Outro ponto que é celebrado é o impacto que a atuação pelas redes sociais pode gerar em pessoas que enfrentam problemas reais. O influenciador diz que antes de produzir conteúdo para a internet, ensinava a amigos algumas dicas sobre educação financeira.
“Teve um amigo que me disse: ‘cara, se nós que somos iguais a você queremos ouvir sobre educação financeira, por que você não utiliza a internet para atrair outras pessoas como nós? Foi a partir daí que comecei a criar conteúdo”, conta.
Com feedbacks positivos devido à impactos gerados em seu ciclo de amizades, Braia, que hoje possui pouco mais de 80 mil seguidores no instagram, passou a atuar nas plataformas digitais.

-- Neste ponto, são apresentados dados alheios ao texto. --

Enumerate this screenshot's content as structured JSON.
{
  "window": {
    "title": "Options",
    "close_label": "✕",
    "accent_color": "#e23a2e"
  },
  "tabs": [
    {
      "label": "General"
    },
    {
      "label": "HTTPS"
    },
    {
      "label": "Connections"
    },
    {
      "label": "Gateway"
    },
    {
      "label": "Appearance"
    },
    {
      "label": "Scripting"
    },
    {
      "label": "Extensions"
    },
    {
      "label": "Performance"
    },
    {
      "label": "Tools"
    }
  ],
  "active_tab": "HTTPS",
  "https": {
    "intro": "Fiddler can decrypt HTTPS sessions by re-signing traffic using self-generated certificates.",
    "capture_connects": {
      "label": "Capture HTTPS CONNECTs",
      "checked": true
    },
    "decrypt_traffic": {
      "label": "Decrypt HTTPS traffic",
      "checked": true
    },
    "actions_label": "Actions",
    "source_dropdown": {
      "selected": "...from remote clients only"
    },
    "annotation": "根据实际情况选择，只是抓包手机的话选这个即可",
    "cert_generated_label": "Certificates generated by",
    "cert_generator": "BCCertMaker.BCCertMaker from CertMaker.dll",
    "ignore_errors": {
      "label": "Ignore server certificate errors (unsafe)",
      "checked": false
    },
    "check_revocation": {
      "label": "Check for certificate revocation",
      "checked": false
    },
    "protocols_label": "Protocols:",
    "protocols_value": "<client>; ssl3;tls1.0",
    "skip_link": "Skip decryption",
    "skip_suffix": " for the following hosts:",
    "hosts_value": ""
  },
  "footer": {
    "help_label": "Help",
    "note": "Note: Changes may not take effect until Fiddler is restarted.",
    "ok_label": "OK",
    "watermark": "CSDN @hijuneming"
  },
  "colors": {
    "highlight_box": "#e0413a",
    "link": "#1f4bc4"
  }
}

“Eu sei que meu conteúdo não chegou em pessoas da periferia quando me mandam calar a boca e dizem que não sei o que estou falando… Mas o que eu aprendi e o que falo para os meus é o que eu vivi, é o que minha família viveu o tempo inteiro. Eu discordo completamente do discurso que para juntar dinheiro precisa cortar totalmente o lazer. Isso não existe. Pela nossa realidade não existe. Mas isso você não aprende na internet com pessoas que não viveram nossa realidade. Às vezes as pessoas me param na rua ou em eventos e falam: ‘cara, consegui guardar 50 reais por mês’, e eu sei o valor que isso tem, porque é muito dinheiro. Mas para as pessoas fora da nossa realidade isso não faz sentido, por isso acho extremamente importante se desconectar para poder viver a realidade”, completa.
Papo de gerações
Essa foi a segunda de cinco rodas de saberes relacionando a comunicação com outras questões que atravessam o dia a dia das periferias. O evento faz parte do projeto Repórter da Quebrada – Gerações Periféricas Conectadas, que conta com apoio da 8ª edição do Programa de Fomento à Cultura da Periferia, da Secretaria Municipal de Cultura da Prefeitura de São Paulo.